HALO is not unique to Europe. Goldman observes consistent patterns across the U.S., Asia-Pacific, Japan, and emerging markets: since 2022, heavy-asset stocks in Asia-Pacific have surged 112% (light-asset down 15%), U.S. heavy-asset up 71% (light-asset up 25%), European heavy-asset up 92% (light-asset down 2%), and Japanese heavy-asset up 37% (light-asset down 7%).
The difference lies in the U.S. market, where light-asset stocks—especially large-cap tech—have a much higher weight than in other regions, partly explaining the strength of non-U.S. markets this year. This also suggests greater re-rating potential for HALO in markets with lower light-asset weight.
From a capital flow perspective, although European value funds saw net inflows of about 3% of AUM over the past 12 months, growth funds experienced outflows of about 15% (EPFR data). However, the cumulative flow of value funds relative to growth funds remains at a historical low of around -30%, indicating that long-term under-allocation is far from repaired.

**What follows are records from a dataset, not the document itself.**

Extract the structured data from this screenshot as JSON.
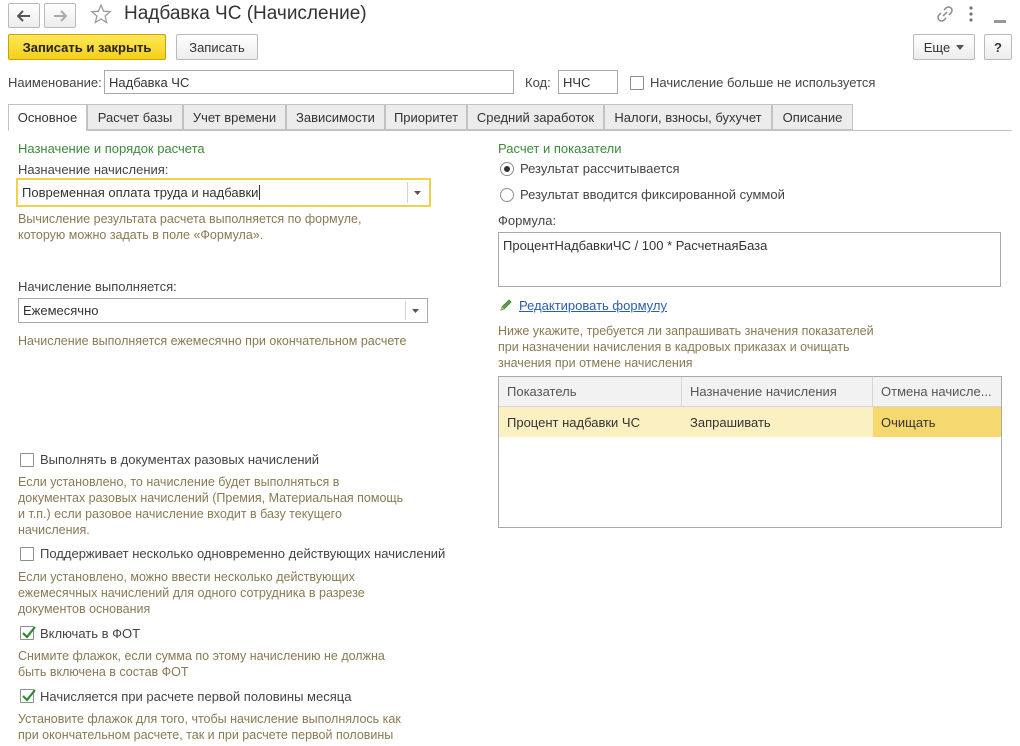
{
  "window": {
    "title": "Надбавка ЧС (Начисление)"
  },
  "toolbar": {
    "save_close_label": "Записать и закрыть",
    "save_label": "Записать",
    "more_label": "Еще",
    "help_label": "?"
  },
  "header": {
    "name_label": "Наименование:",
    "name_value": "Надбавка ЧС",
    "code_label": "Код:",
    "code_value": "НЧС",
    "not_used_label": "Начисление больше не используется"
  },
  "tabs": [
    {
      "label": "Основное"
    },
    {
      "label": "Расчет базы"
    },
    {
      "label": "Учет времени"
    },
    {
      "label": "Зависимости"
    },
    {
      "label": "Приоритет"
    },
    {
      "label": "Средний заработок"
    },
    {
      "label": "Налоги, взносы, бухучет"
    },
    {
      "label": "Описание"
    }
  ],
  "left": {
    "group_title": "Назначение и порядок расчета",
    "purpose_label": "Назначение начисления:",
    "purpose_value": "Повременная оплата труда и надбавки",
    "purpose_hint_1": "Вычисление результата расчета выполняется по формуле,",
    "purpose_hint_2": "которую можно задать в поле «Формула».",
    "schedule_label": "Начисление выполняется:",
    "schedule_value": "Ежемесячно",
    "schedule_hint": "Начисление выполняется ежемесячно при окончательном расчете",
    "checkboxes": [
      {
        "label": "Выполнять в документах разовых начислений",
        "checked": false,
        "hint": [
          "Если установлено, то начисление будет выполняться в",
          "документах разовых начислений (Премия, Материальная помощь",
          "и т.п.) если разовое начисление входит в базу текущего",
          "начисления."
        ]
      },
      {
        "label": "Поддерживает несколько одновременно действующих начислений",
        "checked": false,
        "hint": [
          "Если установлено, можно ввести несколько действующих",
          "ежемесячных начислений для одного сотрудника в разрезе",
          "документов основания"
        ]
      },
      {
        "label": "Включать в ФОТ",
        "checked": true,
        "hint": [
          "Снимите флажок, если сумма по этому начислению не должна",
          "быть включена в состав ФОТ"
        ]
      },
      {
        "label": "Начисляется при расчете первой половины месяца",
        "checked": true,
        "hint": [
          "Установите флажок для того, чтобы начисление выполнялось как",
          "при окончательном расчете, так и при расчете первой половины"
        ]
      }
    ]
  },
  "right": {
    "group_title": "Расчет и показатели",
    "radio_calc": "Результат рассчитывается",
    "radio_fixed": "Результат вводится фиксированной суммой",
    "formula_label": "Формула:",
    "formula_value": "ПроцентНадбавкиЧС / 100 * РасчетнаяБаза",
    "edit_formula_link": "Редактировать формулу",
    "indicators_hint_1": "Ниже укажите, требуется ли запрашивать значения показателей",
    "indicators_hint_2": "при назначении начисления в кадровых приказах и очищать",
    "indicators_hint_3": "значения при отмене начисления",
    "table": {
      "headers": [
        "Показатель",
        "Назначение начисления",
        "Отмена начисле..."
      ],
      "rows": [
        [
          "Процент надбавки ЧС",
          "Запрашивать",
          "Очищать"
        ]
      ]
    }
  },
  "colors": {
    "accent_yellow": "#f5cf19",
    "group_green": "#3c8a3c",
    "hint_brown": "#8a7a52",
    "link_blue": "#2a5ea8",
    "row_highlight": "#fbf0c2"
  }
}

Goldman’s favored heavy-asset themes center on five areas: infrastructure with hard-to-replicate assets like power grids and pipelines; basic materials controlling core resources; aerospace and defense with specialized manufacturing and geopolitical demand; manufacturing and consumer platforms with large-scale production networks; and the physical layer of technology underpinning the digital economy (semiconductor equipment, telecom networks).

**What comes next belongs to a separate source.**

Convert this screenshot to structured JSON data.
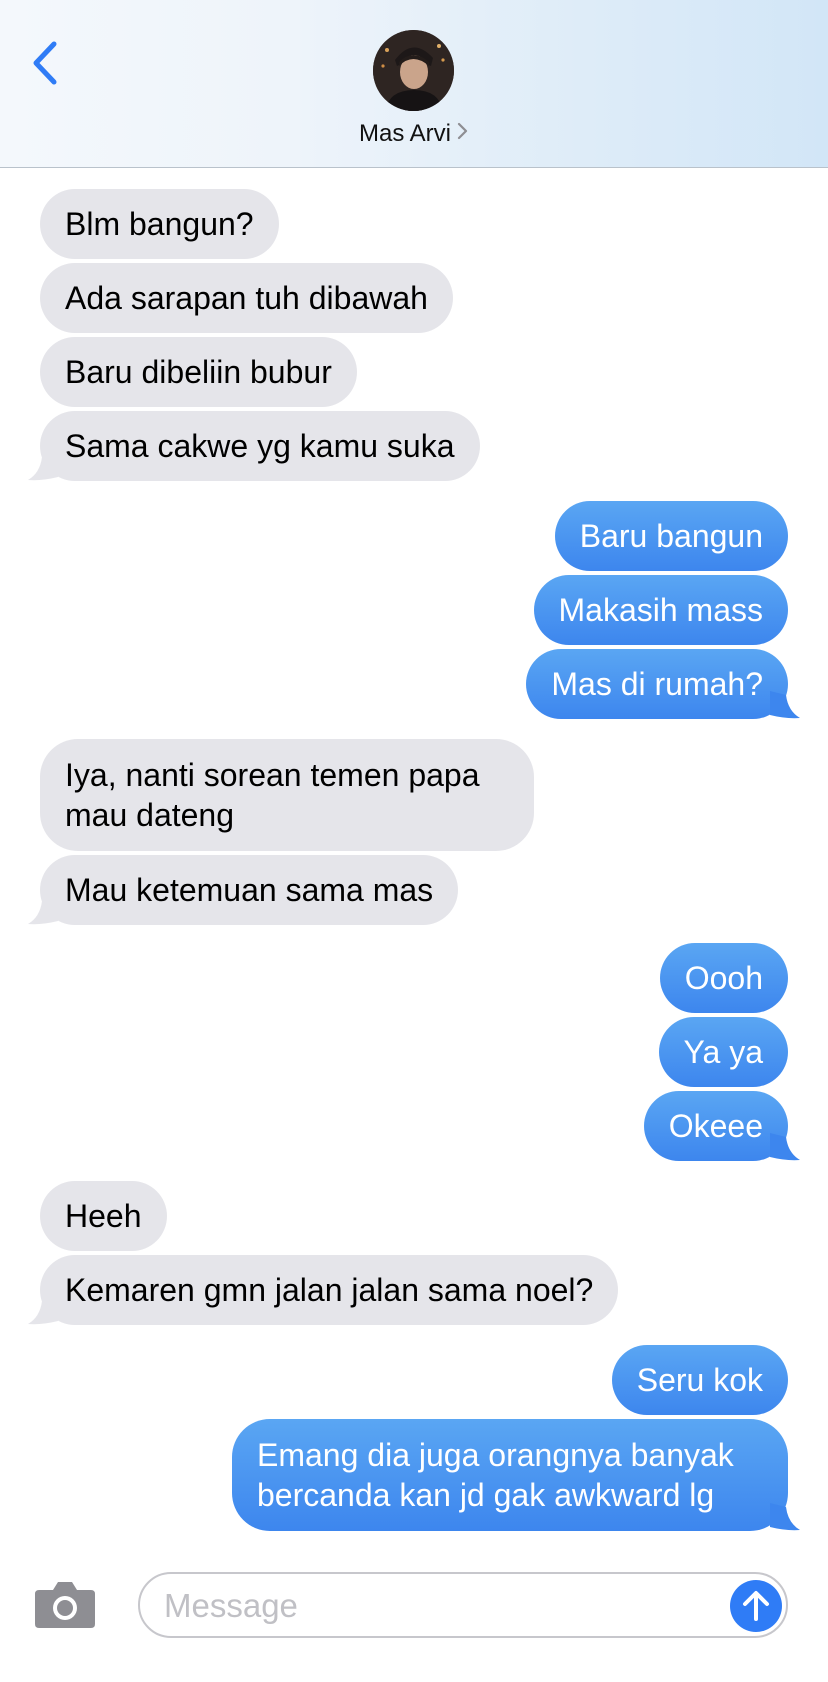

Goldman concludes: 'Light-asset won’t disappear, but its status as an “uncontested winner” has been shaken.'
The biggest change in the AI era is declining investor confidence in 'terminal value.' Heavy-asset firms are converting capital intensity into a moat against disruption by leveraging scarce physical assets, high entry barriers, and limited technological obsolescence risk. In sectors with extremely low supply elasticity and multi-year lead times for new capacity—such as power and semiconductor equipment—the pricing power and earnings visibility of existing assets are steadily increasing.